Baker-Shenk was alluding to McCain’s increasingly renowned statement that he would rather lose an election than see his country lose a war. At the time, his campaign was sagging, out of money and short on enthusiasm. The issue of the hour was the “surge” of troops in Iraq. Baker-Shenk believes that if McCain had taken the more popular position against the surge, his campaign finances would have recovered overnight. Instead, he advocated the pro-surge policy he considered right, and took out loans to keep his campaign going.
Baker-Shenk concluded that if he would stick with an unpopular position when the chips were down, McCain will certainly stand by tribes as he always has.
Jana McKeag, Cherokee co-chair of the American Indians for McCain Coalition, added that if the campaign hasn’t reached out to Indian country at every opportunity, it’s because there simply haven’t been “enough bodies to do all the work.” It’s typical of a national campaign, she said, as was the late invitation for Campbell to speak.
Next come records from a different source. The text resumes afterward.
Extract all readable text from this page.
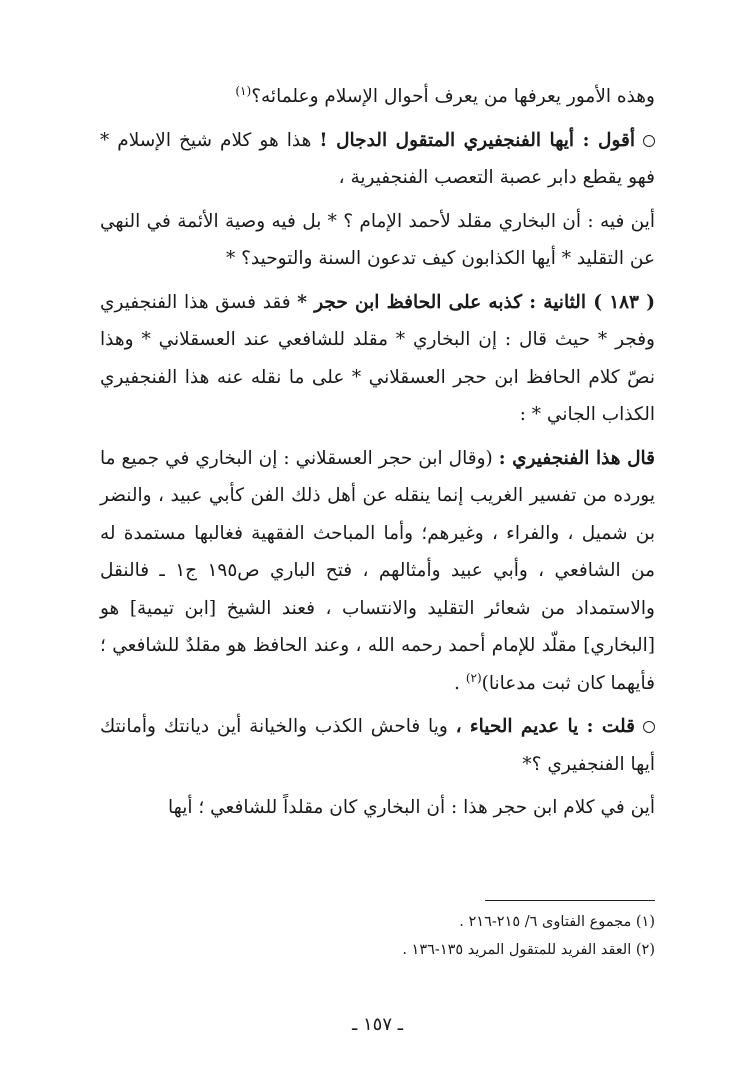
وهذه الأمور يعرفها من يعرف أحوال الإسلام وعلمائه؟$^{(١)}$

أقول : أيها الفنجفيري المتقول الدجال ! هذا هو كلام شيخ الإسلام * فهو يقطع دابر عصبة التعصب الفنجفيرية ،

أين فيه : أن البخاري مقلد لأحمد الإمام ؟ * بل فيه وصية الأئمة في النهي عن التقليد * أيها الكذابون كيف تدعون السنة والتوحيد؟ *

( ١٨٣ ) الثانية : كذبه على الحافظ ابن حجر * فقد فسق هذا الفنجفيري وفجر * حيث قال : إن البخاري * مقلد للشافعي عند العسقلاني * وهذا نصّ كلام الحافظ ابن حجر العسقلاني * على ما نقله عنه هذا الفنجفيري الكذاب الجاني * :

قال هذا الفنجفيري : (وقال ابن حجر العسقلاني : إن البخاري في جميع ما يورده من تفسير الغريب إنما ينقله عن أهل ذلك الفن كأبي عبيد ، والنضر بن شميل ، والفراء ، وغيرهم؛ وأما المباحث الفقهية فغالبها مستمدة له من الشافعي ، وأبي عبيد وأمثالهم ، فتح الباري ص١٩٥ ج١ ـ فالنقل والاستمداد من شعائر التقليد والانتساب ، فعند الشيخ [ابن تيمية] هو [البخاري] مقلّد للإمام أحمد رحمه الله ، وعند الحافظ هو مقلدٌ للشافعي ؛ فأيهما كان ثبت مدعانا)$^{(٢)}$ .

قلت : يا عديم الحياء ، ويا فاحش الكذب والخيانة أين ديانتك وأمانتك أيها الفنجفيري ؟*

أين في كلام ابن حجر هذا : أن البخاري كان مقلداً للشافعي ؛ أيها

(١) مجموع الفتاوى ٦/ ٢١٥-٢١٦ .

(٢) العقد الفريد للمتقول المريد ١٣٥-١٣٦ .

ـ ١٥٧ ـ
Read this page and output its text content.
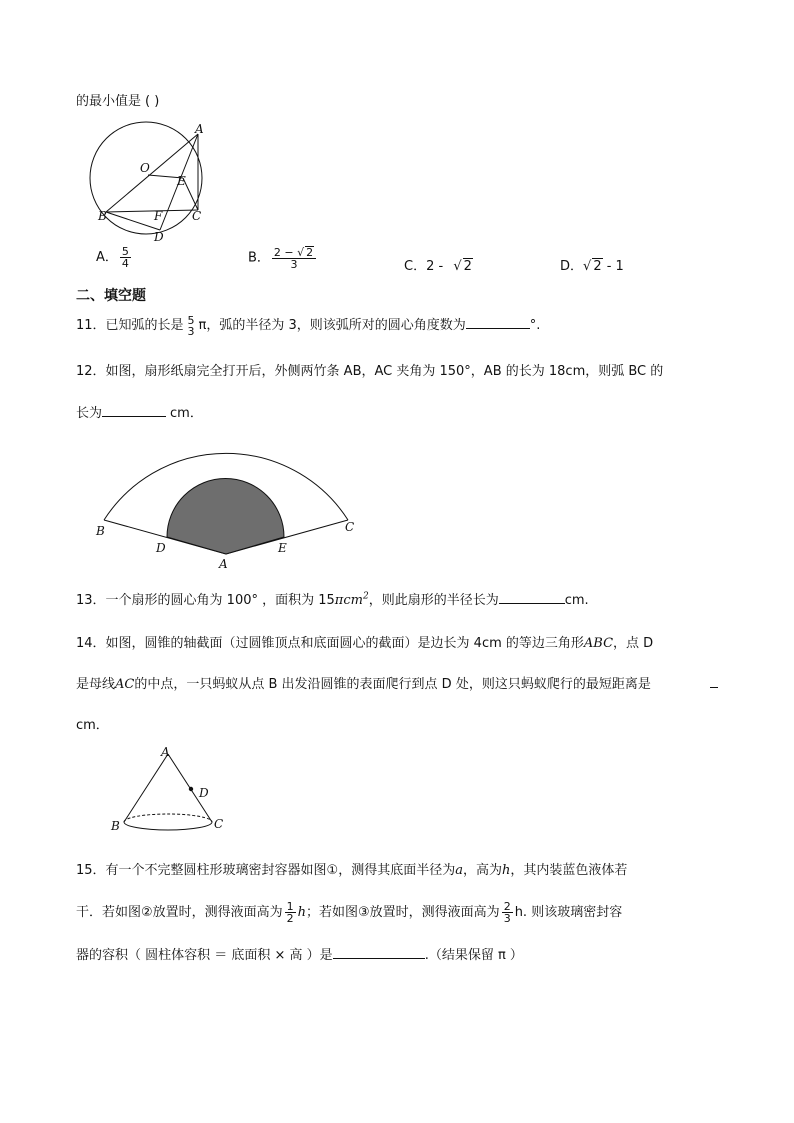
的最小值是 ( )
A
O
E
B	F C
D
A． $\frac{5}{4}$	B． $\frac{2 - √ 2}{3}$	C．2 - √ 2	D．√ 2 - 1
二、填空题
11．已知弧的长是 5
3 π，弧的半径为 3，则该弧所对的圆心角度数为	°.
12．如图，扇形纸扇完全打开后，外侧两竹条 AB，AC 夹角为 150°，AB 的长为 18cm，则弧 BC 的
长为	cm．
B
D
A
E
C
13．一个扇形的圆心角为 100° ，面积为 15πcm$^2$，则此扇形的半径长为	cm.
14．如图，圆锥的轴截面（过圆锥顶点和底面圆心的截面）是边长为 4cm 的等边三角形ABC，点 D
是母线AC的中点，一只蚂蚁从点 B 出发沿圆锥的表面爬行到点 D 处，则这只蚂蚁爬行的最短距离是
cm．
A
D
B	C
15．有一个不完整圆柱形玻璃密封容器如图①，测得其底面半径为a，高为h，其内装蓝色液体若
干．若如图②放置时，测得液面高为 $\frac{1}{2}$ h；若如图③放置时，测得液面高为 $\frac{2}{3} h$. 则该玻璃密封容
器的容积（ 圆柱体容积 ＝ 底面积 × 高 ）是	.（结果保留 π ）
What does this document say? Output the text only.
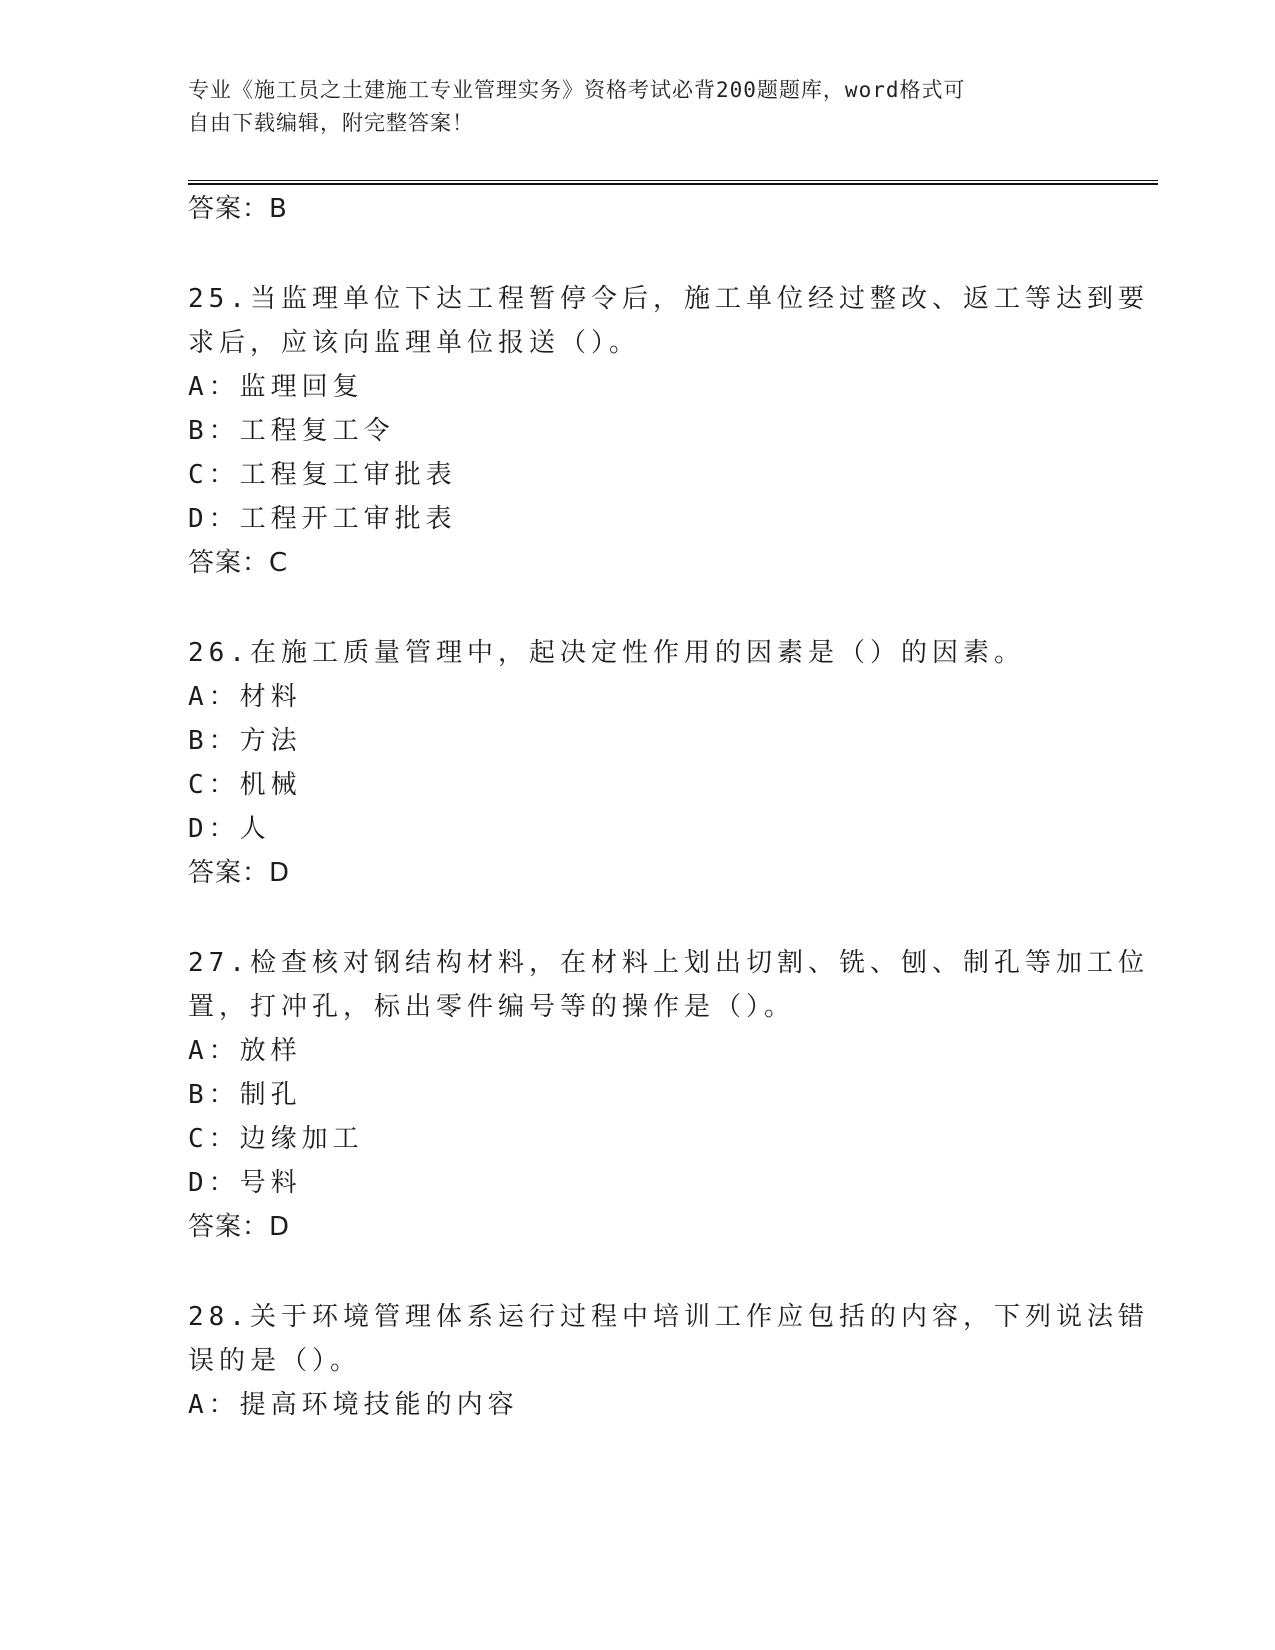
专业《施工员之土建施工专业管理实务》资格考试必背200题题库，word格式可
自由下载编辑，附完整答案！
答案：B
25.当监理单位下达工程暂停令后，施工单位经过整改、返工等达到要
求后，应该向监理单位报送（）。
A：监理回复
B：工程复工令
C：工程复工审批表
D：工程开工审批表
答案：C
26.在施工质量管理中，起决定性作用的因素是（）的因素。
A：材料
B：方法
C：机械
D：人
答案：D
27.检查核对钢结构材料，在材料上划出切割、铣、刨、制孔等加工位
置，打冲孔，标出零件编号等的操作是（）。
A：放样
B：制孔
C：边缘加工
D：号料
答案：D
28.关于环境管理体系运行过程中培训工作应包括的内容，下列说法错
误的是（）。
A：提高环境技能的内容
“Everyone got a last-minute invitation, even if you were Tom Ridge or whoever,” she said, a reference to the Homeland Security czar from Pennsylvania who was on McCain’s short list of potential vice presidents before Alaska Gov. Sarah Palin got the nod. It’s not ideal, McKeag agreed. “But it’s a campaign. That’s the way campaigns are.”
Notwithstanding all that, she said McCain is a great leader who will make a great president, and a great president for tribes.